I wrote a small program where i am storing the thread name in class level field and also printing it.
public class ThreadClass implements Runnable {
private String threadName = null;
@Override
public void run() {
System.out.println(" thread name " + threadName);
System.out.println(" current thread >>>>>> "
+ Thread.currentThread().getName());
threadName = Thread.currentThread().getName();
}
}
I wrote a test class where i created 10 threads and started them.
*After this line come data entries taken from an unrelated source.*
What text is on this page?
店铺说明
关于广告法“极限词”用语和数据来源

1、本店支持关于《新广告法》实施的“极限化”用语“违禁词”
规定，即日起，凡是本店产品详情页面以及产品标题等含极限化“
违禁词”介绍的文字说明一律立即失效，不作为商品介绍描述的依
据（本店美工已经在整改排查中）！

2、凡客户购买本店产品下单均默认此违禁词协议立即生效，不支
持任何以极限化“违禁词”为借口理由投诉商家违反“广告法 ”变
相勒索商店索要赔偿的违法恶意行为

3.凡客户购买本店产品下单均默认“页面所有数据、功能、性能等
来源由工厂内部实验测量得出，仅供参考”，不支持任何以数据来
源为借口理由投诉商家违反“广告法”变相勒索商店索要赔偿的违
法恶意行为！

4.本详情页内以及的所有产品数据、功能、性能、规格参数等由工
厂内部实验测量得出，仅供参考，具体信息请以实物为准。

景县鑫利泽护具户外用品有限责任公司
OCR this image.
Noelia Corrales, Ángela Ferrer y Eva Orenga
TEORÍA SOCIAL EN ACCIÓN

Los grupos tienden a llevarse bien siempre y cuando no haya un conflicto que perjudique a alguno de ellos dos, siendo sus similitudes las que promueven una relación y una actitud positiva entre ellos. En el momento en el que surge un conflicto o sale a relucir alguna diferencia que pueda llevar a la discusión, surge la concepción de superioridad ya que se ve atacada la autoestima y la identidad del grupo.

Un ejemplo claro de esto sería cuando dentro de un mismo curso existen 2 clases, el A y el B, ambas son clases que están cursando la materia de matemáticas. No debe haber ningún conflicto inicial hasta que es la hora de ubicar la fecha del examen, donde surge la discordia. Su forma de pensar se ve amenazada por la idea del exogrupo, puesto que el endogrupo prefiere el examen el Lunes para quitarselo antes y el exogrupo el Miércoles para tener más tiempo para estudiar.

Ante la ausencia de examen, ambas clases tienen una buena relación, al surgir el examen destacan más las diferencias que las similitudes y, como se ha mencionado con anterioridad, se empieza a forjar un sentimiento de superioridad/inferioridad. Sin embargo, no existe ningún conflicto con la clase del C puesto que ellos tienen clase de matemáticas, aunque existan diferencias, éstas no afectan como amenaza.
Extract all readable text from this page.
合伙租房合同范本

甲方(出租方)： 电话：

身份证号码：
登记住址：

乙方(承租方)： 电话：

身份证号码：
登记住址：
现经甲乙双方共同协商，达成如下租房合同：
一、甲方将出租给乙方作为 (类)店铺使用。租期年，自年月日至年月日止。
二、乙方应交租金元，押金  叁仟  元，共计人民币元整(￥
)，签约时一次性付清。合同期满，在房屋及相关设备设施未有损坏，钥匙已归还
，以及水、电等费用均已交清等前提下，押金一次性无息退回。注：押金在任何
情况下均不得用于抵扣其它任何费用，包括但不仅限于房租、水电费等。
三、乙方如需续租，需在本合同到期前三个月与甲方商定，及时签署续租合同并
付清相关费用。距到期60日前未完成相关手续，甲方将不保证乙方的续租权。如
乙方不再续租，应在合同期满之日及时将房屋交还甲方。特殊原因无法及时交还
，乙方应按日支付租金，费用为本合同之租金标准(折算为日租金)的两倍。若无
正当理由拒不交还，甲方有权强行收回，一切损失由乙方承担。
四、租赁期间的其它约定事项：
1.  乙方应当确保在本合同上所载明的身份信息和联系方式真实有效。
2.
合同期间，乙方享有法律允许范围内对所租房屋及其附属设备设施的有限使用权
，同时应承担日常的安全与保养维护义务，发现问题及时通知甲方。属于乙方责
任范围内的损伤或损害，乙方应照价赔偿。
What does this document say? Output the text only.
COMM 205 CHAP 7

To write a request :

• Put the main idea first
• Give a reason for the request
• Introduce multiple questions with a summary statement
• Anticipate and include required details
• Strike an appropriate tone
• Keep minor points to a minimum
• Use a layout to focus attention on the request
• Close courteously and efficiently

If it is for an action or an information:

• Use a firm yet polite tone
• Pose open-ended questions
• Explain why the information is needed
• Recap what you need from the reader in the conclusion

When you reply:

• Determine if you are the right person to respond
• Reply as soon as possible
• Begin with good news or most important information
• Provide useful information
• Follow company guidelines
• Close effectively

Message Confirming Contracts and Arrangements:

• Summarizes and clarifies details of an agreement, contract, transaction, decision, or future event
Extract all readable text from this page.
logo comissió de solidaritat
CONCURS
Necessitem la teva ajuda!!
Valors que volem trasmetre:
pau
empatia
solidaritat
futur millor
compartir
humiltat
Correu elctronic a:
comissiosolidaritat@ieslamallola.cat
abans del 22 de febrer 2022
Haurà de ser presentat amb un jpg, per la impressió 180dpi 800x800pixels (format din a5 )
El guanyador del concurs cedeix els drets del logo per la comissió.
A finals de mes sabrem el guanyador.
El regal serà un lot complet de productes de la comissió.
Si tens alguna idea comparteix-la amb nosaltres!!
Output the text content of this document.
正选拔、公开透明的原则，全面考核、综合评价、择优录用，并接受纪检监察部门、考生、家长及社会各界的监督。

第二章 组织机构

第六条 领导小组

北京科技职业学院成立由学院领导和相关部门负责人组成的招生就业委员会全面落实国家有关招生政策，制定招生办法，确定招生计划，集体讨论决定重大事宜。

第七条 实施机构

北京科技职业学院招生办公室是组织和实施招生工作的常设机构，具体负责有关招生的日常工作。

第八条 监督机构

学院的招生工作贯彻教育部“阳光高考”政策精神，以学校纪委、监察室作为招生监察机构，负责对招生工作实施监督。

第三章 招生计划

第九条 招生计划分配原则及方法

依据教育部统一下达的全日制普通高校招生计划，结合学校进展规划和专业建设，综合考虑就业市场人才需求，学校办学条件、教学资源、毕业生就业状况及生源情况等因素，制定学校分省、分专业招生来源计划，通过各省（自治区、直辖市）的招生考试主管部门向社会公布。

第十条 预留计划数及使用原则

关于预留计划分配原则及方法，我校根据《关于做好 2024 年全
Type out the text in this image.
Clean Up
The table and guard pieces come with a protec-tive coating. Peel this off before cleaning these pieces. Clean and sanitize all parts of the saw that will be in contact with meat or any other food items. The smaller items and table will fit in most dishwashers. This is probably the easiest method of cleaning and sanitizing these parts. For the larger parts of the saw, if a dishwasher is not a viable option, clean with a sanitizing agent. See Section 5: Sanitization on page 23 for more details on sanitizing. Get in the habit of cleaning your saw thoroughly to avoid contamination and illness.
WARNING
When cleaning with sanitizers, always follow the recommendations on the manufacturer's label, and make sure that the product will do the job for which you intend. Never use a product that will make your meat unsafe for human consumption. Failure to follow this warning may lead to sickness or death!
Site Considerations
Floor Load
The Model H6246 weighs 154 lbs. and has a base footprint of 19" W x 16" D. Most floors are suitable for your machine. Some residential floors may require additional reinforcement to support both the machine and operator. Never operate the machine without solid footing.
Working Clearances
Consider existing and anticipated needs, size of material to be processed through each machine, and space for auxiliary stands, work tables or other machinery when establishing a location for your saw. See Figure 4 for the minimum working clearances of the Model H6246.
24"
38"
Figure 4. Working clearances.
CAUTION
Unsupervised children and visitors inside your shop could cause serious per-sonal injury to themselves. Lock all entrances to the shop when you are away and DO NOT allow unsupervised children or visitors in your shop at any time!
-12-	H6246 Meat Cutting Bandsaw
public class ThreadController {
public static void main(String[] args) {
ThreadClass threadClass = new ThreadClass();
Thread t1 = new Thread(threadClass, "T1");
Thread t2 = new Thread(threadClass, "T2");
Thread t3 = new Thread(threadClass, "T3");
Thread t4 = new Thread(threadClass, "T4");
Thread t5 = new Thread(threadClass, "T5");
Thread t6 = new Thread(threadClass, "T6");
Thread t7 = new Thread(threadClass, "T7");
Thread t8 = new Thread(threadClass, "T8");
Thread t9 = new Thread(threadClass, "T9");
Thread t10 = new Thread(threadClass, "T10");
t1.start();
t2.start();
t3.start();
t4.start();
t5.start();
t6.start();
t7.start();
t8.start();
t9.start();
t10.start();
}
}
I am getting following output.
thread name null
thread name null
thread name null
current thread >>>>>> T1
current thread >>>>>> T6
current thread >>>>>> T2
thread name T2
thread name T2
thread name null
thread name null
thread name null
current thread >>>>>> T4
current thread >>>>>> T7
current thread >>>>>> T8
current thread >>>>>> T9
thread name T1
current thread >>>>>> T5
thread name T1
current thread >>>>>> T3
current thread >>>>>> T10
My doubt is if every thread creates a local copy of field variables then why i am not always getting thread name as null. Sorry if it sounds like a silly question but i am trying to learn threads.